Chegaram em carroças.
Os miúdos da aldeia medieval onde estive entregue ao abandono, corriam atrás, rindo muito dos velhos chapéus de palha que os burros levavam enfiados nas cabeças, as orelhas felpudas surgindo por entre dois buracos, disfarçados com flores de papel desbotado.
À noite, lá fomos: eu, a minha avó e a Henriqueta, juntar-nos à roda de povo no pequenino largo.

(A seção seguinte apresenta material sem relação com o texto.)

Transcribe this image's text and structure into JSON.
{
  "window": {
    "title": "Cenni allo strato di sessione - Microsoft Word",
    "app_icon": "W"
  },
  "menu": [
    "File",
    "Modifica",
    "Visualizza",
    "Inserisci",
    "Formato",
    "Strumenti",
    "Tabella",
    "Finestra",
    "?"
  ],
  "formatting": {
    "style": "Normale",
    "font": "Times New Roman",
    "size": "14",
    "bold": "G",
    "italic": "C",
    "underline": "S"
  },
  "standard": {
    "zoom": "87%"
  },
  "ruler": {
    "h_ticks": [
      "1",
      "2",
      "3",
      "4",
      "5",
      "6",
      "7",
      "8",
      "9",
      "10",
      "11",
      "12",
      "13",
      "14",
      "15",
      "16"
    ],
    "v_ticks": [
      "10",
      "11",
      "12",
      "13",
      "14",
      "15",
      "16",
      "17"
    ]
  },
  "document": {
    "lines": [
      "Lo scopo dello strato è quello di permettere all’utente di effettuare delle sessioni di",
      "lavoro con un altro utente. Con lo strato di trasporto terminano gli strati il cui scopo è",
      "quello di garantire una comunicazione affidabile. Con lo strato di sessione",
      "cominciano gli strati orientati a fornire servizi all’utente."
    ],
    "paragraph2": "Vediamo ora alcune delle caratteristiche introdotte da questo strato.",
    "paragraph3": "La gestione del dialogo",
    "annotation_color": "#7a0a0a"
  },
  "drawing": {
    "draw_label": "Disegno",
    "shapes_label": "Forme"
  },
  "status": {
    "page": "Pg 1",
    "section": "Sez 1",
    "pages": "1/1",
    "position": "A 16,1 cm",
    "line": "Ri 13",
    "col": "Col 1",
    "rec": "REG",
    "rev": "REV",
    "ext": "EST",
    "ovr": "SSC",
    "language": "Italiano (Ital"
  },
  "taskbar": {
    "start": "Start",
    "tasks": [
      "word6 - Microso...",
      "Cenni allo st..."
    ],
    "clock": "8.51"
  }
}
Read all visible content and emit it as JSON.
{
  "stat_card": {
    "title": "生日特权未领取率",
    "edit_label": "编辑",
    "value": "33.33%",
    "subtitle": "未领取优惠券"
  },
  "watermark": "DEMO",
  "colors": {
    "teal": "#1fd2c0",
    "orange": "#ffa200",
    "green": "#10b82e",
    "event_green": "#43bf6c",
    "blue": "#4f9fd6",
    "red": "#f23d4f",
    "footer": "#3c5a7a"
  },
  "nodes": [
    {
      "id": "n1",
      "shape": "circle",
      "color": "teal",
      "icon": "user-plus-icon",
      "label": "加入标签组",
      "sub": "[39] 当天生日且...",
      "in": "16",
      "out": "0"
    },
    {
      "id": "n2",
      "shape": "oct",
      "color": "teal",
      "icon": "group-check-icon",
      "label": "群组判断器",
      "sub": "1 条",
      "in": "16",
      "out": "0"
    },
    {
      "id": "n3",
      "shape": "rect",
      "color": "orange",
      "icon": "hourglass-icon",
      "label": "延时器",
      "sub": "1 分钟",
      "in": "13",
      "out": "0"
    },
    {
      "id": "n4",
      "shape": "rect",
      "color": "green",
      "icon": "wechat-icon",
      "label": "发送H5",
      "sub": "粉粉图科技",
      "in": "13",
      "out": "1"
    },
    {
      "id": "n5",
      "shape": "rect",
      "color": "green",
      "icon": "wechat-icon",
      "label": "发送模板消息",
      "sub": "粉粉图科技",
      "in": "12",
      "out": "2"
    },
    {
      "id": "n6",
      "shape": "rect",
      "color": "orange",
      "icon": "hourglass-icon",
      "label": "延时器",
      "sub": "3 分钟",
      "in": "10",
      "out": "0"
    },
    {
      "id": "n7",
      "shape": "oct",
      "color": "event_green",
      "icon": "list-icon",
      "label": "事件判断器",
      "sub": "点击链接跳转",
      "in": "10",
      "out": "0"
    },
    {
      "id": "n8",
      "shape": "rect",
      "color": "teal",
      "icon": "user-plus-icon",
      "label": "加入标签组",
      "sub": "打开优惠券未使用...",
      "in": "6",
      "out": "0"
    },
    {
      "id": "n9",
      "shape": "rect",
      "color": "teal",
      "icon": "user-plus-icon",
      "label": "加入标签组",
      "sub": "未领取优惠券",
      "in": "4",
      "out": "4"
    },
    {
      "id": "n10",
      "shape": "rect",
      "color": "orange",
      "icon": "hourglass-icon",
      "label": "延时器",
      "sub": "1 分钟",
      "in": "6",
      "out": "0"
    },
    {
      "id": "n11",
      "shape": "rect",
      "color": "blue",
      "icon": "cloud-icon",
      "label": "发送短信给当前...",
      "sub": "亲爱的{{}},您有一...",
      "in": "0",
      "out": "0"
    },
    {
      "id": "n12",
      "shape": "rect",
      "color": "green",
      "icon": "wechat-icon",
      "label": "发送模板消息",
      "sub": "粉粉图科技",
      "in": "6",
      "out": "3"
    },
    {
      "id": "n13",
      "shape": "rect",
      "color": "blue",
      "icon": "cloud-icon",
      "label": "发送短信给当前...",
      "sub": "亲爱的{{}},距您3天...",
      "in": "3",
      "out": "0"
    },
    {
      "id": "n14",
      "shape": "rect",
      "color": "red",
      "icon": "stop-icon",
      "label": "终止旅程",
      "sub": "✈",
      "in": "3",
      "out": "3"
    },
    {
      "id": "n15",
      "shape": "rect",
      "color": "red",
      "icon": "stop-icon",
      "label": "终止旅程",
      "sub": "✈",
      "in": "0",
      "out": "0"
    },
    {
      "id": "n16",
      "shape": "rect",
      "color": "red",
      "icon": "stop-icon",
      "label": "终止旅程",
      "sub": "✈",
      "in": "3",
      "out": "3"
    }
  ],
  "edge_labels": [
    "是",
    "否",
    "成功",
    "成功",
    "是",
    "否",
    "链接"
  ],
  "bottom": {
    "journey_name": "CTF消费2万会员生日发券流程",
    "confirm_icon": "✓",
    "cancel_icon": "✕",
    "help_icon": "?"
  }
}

As pessoas, de escuro no escuro, ficaram de pé.
Os aparelhos eram cadeiras, mesas e duas estacas espetadas no chão de terra batida, uma corda esticada entre elas.
Os artistas vestiam farrapos, velhos e rotos.
Na roda dos pobres, aquela miséria extrema provocou comentários.
Sobretudo a magreza da menina que atravessou de braços no ar, a corda. Levezinha como uma borboleta, ameaçando partir a voar.
A contorcionista vestia um maillôt e estava tão grávida que as mulheres cochichavam entre si:
- Coitados, já começam a trabalhar na barriga da mãe.
Na meia-luz dos lampiões, pouco mais vi que a lástima.
Escutava o que se dizia à volta, e no fim um menino pequeno e sério passou por entre todos o chapéu do pai, que apresentara o espectáculo, sem fausto.
Os homens remexeram as moedas raras no fundo dos bolsos das calças surradas, as mulheres remexeram as bolsas de feltro que ainda se usavam por baixo dos aventais.
E os tostões, pequeninos e negros, iam caindo um a um, dois a dois... com esforço, num mudo entendimento da fome compartilhada.
Só as crianças sorriram e bateram palmas. Os artistas aplaudiram no fim a plateia improvisada.
Nunca, nunca na minha vida gostei de circo!
Nem no Coliseu, por detrás da praça dos Restauradores, onde ofereciam bilhetes no Natal aos filhos dos funcionários, nem na TV do Circo do Mónaco, nem do magnífico circo de Moscovo.
Aquele primeiro que vi e ainda vejo por detrás das lágrimas que sinto bastou-me para toda a vida!